Фары выпущены в посадочное положение. Их яркие лучи бегут большими световыми пятнами по земле. В их призрачном свете мелькают чёрные деревья, огни подхода.
А вот и зелёные огни порога ВПП. Голос штурмана в наушниках: «На курсе, скорость сто, высота двадцать, скорость семьдесят, высота десять, скорость шестьдесят, высота пять, высота три, метр, 21031, посадка!».
Покатились, покатились, по полосе к своей родимой пятой рулёжной дорожке. Освободили полосу, и на стоянку:» – по указанию встречающих!».
«Встречающие» – это техник, который машет нам рукой. Чтоб не слепить его, выключаю и убираю фары. Последние метры руления, и мы дома. Скрип тормозов, движки на малый газ и охлаждаемся две минуты. Всё, двигатели выключены, винт остановлен, послеполётный разбор проведён, уже подгоняют к борту огромный рефрижератор. Теперь он примет наш груз, но это уже не наша забота. Правда, второй пилот ещё останется, пока весь груз не снимут с борта и счёт не сойдётся. Сколько олешек улетело с Колвато, столько и должно прилететь в Печору. А как же! Как говорил дедушка Ленин: «Социализм – это учёт». Хотя можно и, как в «Мимино»: «Эй, Валико! Баранов было десять, а не девять. Так это с тобой десять. Вах! Это со мной десять». Слава богу, у нас все «бараны» сошлись.
А мы бредём по заснеженному аэродрому, и наши тени в лунном свете кажутся какими-то несуразными. Может к полуночи в Печору с севера подойдёт плохая погода, а может и завтра.
Но это будет только завтра…..
«Авария»
За всё, что происходит на борту воздушного судна, в полёте и на земле, отвечает командир. И это правильно. Да, потом разберутся комиссии, напишут бумаги, раздадут всем сестрам по серьгам, сделают выводы, укажут на будущее, чтобы впредь никто, не дай бог, и т. д. и т. п.
Комиссии комиссиями, а самый главный разбор-с самим собой! Как ни крути, но себе-то я отдаю отчёт, что всё началось с моей самонадеянности. В то время мой постоянный второй пилот ушёл из экипажа. Его вводили в командиры вертолёта, с чем я его и поздравил, и пожелал всего самого-самого. И тут наш дорогой комэск говорит мне: «Саня, дам я тебе в экипаж одного лётчика. Он проблемный. Многие командиры с ним летали, есть много замечаний, но надо работать с тем, кто есть, присмотрись, может у тебя получится. У тебя и штурмана классные, и экипаж хороший, слётанный. Даст бог, справитесь!».

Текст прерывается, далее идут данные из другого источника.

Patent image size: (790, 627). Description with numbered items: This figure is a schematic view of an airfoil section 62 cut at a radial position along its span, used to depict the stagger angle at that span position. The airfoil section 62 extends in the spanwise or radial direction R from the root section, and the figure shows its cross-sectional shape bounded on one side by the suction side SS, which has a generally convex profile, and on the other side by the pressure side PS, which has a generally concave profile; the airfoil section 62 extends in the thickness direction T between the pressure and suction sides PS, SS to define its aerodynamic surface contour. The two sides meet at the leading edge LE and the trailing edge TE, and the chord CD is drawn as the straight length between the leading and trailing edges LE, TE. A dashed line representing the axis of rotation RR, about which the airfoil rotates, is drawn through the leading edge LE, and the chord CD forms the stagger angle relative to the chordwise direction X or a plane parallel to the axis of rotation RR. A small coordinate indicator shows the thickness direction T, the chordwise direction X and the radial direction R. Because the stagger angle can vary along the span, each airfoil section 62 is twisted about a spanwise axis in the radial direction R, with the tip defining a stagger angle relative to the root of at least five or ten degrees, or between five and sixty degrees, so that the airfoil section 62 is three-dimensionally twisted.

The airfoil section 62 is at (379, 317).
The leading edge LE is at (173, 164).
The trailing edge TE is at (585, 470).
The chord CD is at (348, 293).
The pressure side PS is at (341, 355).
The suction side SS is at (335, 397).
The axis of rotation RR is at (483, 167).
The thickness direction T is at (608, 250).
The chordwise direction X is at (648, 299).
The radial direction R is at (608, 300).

Я знал, о ком он говорит. Назовём его Юра. Он мой земляк, тоже с Украины, город Кременчуг. Лет на шесть моложе меня. Я слышал отзывы о нём других командиров, но пока это меня напрямую не касалось, до поры до времени не обращал на это внимание. Мало ли что там происходит в других экипажах, тут своих проблем по работе хватает. Не до того!
А напрасно я не прислушался к советам коллег: «Саня, ты, смотри, повнимательнее!». Недооценил я опасность, Макаренко доморощенный! Подумалось: «А, может, слетаемся, может чего-то не так делали, вот и не нашли общего языка».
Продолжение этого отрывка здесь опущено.